Glycogen Synthase Kinase-3 Inhibitors Reverse Deficits in Long-term Potentiation and Cognition in Fragile X Mice

Background: Identifying feasible therapeutic interventions is crucial for ameliorating the intellectual disability and other afflictions of fragile X syndrome (FXS), the most common inherited cause of intellectual disability and autism. Hippocampal glycogen synthase kinase-3 (GSK3) is hyperactive in the mouse model of FXS (FX mice), and hyperactive GSK3 promotes locomotor hyperactivity and audiogenic seizure susceptibility in FX mice, raising the possibility that specific GSK3 inhibitors may improve cognitive processes. Methods: We tested if specific GSK3 inhibitors improve deficits in N-methyl-D-aspartate receptor-dependent long-term potentiation at medial perforant path synapses onto dentate granule cells and dentate gyrus-dependent cognitive behavioral tasks.
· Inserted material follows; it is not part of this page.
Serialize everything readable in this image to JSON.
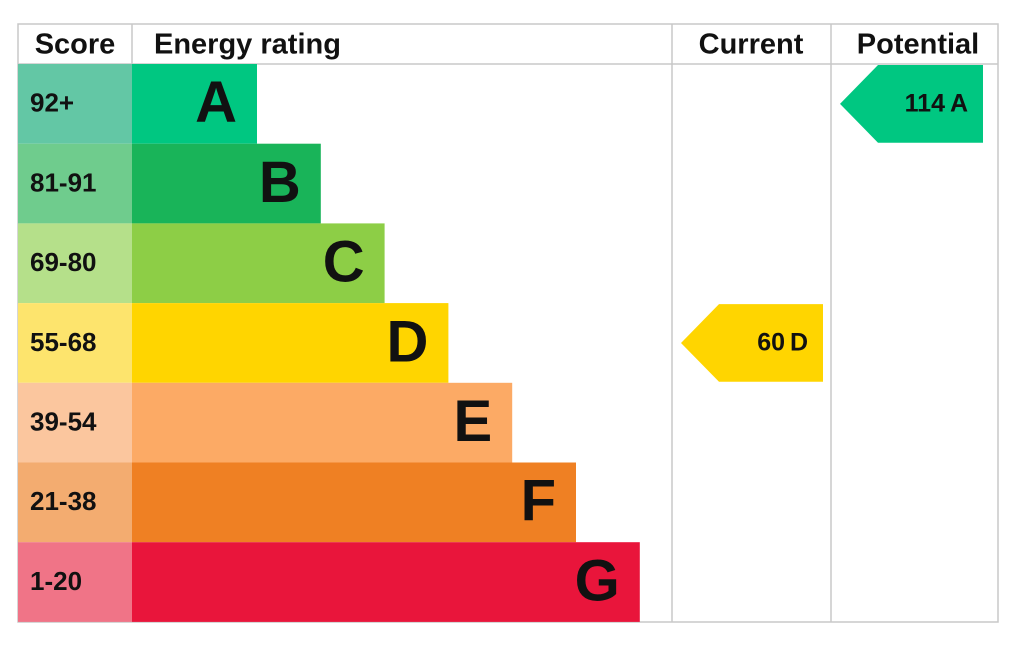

Results: GSK3 inhibitors completely rescued deficits in long-term potentiation at medial perforant path-dentate granule cells synapses in FX mice. Furthermore, synaptosomes from the dentate gyrus of FX mice displayed decreased inhibitory serine-phosphorylation of GSK3 beta compared with wild-type littermates. The potential therapeutic utility of GSK3 inhibitors was further tested on dentate gyrus-dependent cognitive behaviors. In vivo administration of GSK3 inhibitors completely reversed impairments in several cognitive tasks in FX mice, including novel object detection, coordinate and categorical spatial processing, and temporal ordering for visual objects. Conclusions: These findings establish that synaptic plasticity and cognitive deficits in FX mice can be improved by intervention with inhibitors of GSK3, which may prove therapeutically beneficial in FXS.